A declaration …
Okay, I am coming out of the woods with my hands up – with just over three weeks to go [well, barring any extension of the Article 50 deadline for Brexit of 29th March and in these weird times one can rule nothing out] – and declaring to the world that I’ve completely changed my mind and have become a Remainer overnight.
Over the last four or five years regular readers will have been bored to death with my reasons for voting Leave in the 2016 EU Referendum – viz. the opportunity to break the habit of a lifetime by actually ‘voting’ just for the hell of it, but mainly because it seemed to be the quickest route to ditching the perpetual dragging-anchor of Scotland that has been holding the UK back from going into a bright brand new world future – but recently I’ve been beginning to have my doubts.
The final straw was watching Prime Minister’s Questions on BBC2’s Politics Live show yesterday which, as ever, spent 45 minutes speculating as to what the main event’s business might be before it happened, scheduled kick-off time 12 noon.
Chaired by Jo Coborn, said discussion featured as main guests a pair of B-list politicians (ladies from Labour and the SNP); Harry Cole, a journalist from the Mail on Sunday I had never seen or heard of before; and the Tory Parliamentary Under-Secretary of State for Children and Families – Nadhim Zahawi, MP for Stratford-on-Avon, an Iraqi of Kurdish ancestry who had originally arrived in the UK as a youngster unable to speak a word of English.
Mr Zahawi, is a politician straight from Conservative Party Central Casting, a prosperous-looking – indeed my researches confirm him to be a wealthy – man who effortlessly gives off an impression of having a direct line to the certainties of life in every detail.
In his case, public service consists of going out into the world and doing his best to convince everyone he comes across that he is right … er, sorry … that whatever the Tory press office had decided earlier that morning was the Party line is right … upon any topic or issue that may arise during his walking hours.

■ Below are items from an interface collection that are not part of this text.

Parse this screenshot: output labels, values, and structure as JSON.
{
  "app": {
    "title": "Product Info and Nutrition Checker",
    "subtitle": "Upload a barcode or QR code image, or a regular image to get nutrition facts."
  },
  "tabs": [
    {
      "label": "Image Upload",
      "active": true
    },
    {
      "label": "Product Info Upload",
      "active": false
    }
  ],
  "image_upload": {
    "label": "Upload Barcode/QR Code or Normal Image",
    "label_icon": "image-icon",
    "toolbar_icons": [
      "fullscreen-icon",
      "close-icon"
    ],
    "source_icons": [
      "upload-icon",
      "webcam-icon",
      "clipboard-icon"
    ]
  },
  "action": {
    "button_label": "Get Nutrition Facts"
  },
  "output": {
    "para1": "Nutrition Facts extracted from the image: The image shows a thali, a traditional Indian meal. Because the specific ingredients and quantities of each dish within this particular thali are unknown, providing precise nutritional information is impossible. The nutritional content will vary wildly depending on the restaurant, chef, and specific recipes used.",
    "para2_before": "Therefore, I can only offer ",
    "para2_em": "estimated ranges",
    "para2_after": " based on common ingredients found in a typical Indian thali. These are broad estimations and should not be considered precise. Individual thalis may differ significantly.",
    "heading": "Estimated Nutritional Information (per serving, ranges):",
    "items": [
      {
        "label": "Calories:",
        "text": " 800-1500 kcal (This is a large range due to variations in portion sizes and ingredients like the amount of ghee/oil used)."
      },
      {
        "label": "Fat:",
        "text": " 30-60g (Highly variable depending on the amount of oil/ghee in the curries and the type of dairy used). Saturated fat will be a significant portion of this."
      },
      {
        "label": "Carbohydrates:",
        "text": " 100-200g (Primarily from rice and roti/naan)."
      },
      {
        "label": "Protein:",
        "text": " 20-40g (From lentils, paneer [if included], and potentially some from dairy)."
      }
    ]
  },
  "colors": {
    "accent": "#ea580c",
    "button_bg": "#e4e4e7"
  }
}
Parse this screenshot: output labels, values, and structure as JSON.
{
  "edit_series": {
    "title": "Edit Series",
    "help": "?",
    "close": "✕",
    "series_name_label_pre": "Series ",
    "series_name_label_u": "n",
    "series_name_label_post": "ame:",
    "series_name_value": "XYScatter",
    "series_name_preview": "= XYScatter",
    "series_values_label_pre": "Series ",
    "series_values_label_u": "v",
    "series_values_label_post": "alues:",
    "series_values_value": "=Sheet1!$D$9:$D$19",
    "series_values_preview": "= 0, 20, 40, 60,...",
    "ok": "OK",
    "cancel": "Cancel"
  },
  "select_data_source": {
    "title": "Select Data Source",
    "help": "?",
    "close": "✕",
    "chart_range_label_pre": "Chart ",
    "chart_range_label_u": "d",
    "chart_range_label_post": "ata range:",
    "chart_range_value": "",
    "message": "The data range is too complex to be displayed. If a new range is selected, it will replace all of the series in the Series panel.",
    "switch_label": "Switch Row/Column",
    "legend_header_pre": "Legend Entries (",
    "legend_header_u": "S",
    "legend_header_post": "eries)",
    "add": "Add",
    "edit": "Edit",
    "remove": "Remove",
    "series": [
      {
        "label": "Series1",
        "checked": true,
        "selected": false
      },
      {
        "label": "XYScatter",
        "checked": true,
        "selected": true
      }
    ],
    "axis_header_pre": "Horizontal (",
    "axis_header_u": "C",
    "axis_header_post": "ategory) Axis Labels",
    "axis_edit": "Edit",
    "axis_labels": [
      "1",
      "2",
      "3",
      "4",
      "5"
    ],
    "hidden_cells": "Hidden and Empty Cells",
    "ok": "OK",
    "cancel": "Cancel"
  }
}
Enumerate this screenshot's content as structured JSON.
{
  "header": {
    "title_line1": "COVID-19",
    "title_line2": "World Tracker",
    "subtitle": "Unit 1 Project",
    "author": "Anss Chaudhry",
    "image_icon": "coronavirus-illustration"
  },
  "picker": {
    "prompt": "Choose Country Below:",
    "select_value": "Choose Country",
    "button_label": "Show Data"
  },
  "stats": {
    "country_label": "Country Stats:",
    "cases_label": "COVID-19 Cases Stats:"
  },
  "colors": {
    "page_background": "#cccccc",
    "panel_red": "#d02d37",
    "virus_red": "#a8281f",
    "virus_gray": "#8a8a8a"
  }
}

The trouble is with Mr Zahawi (and politicians like him) is that, although on the first occasion he visits the crease on live television or radio he can generally be relied upon to score a healthy amount of runs and create an impression of being well-set and in-form – quite capable, perhaps, of going on to a century against any type of bowling the opposition may deploy – with every subsequent innings (or topic) the positive effect of his rhetorical bluster is less and less effective as its ‘hot air politico-speak’ becomes progressively more apparent.
In other words, despite his always passionate delivery, he gradually becomes pigeon-holed in the onlooker’s perception as a bore.
However, what I was really trying to get at is that yesterday’s Prime Minister’s Questions was depressingly unremarkable and second-rate.
One should have expected this, of course, given its headline acts – firstly, a robotic Prime Minister who uses riffs such as “I am absolutely clear …”, “That’s why we are ensuring that the police authorities will ensure that their policy on knife crime will ensure …” in every sentence and on every topic, irrespective of the degree of priority or importance each commands.
And secondly, a ‘fish-out-of-water’ lefty outsider of no particular intelligence or common sense who – the hand of cruel Fate having dealt him the leadership of one of the country’s two main parties – cannot even translate his prepared script’s intended pauses, word-stresses/emphasises and questions into a recognisable speech form.
The spectacle left me with two unwelcome conclusions.
Firstly, that we’re in a hell of a mess.
And secondly, that in the current circumstances – sod my former principles of the rule of law, self-determination and even democracy itself – actually as a nation we probably would be far better off bending the knee, begging the EU to take us back, and accepting a future in which someone – somewhere else in as far-off unaccountable bureaucracy – is going to be telling us exactly what we can and cannot do.
After all, what’s the point of democracy at all if there is no guarantee its decisions are going to be implemented – or worse, they’re going to be ignored?
It’s surely far simpler and easier to accept that “The Establishment” does indeed know (better than we do) what is best for us, for two perfectly logical and sensible reasons: (1) we need no longer waste all the time that we do at the moment deluding ourselves that, if we could only get our act together, we could have an influence upon our future; and (2) we can always blame “them, over there, in Brussels” for everything that goes wrong in the UK, in the full knowledge that (as has always been the case) we cannot do anything about any of it anyway.
At least that way we’d be accepting the reality of life.
And also, if we acknowledge that we’re powerless to influence the course of our lives and national future, at least the truth is out there and transparent.
What’s not to like about that? We can then stop worrying about any of it (as we have been recently, all to no effect) and simply get on with our lives.
Vote Remain, you know it makes sense!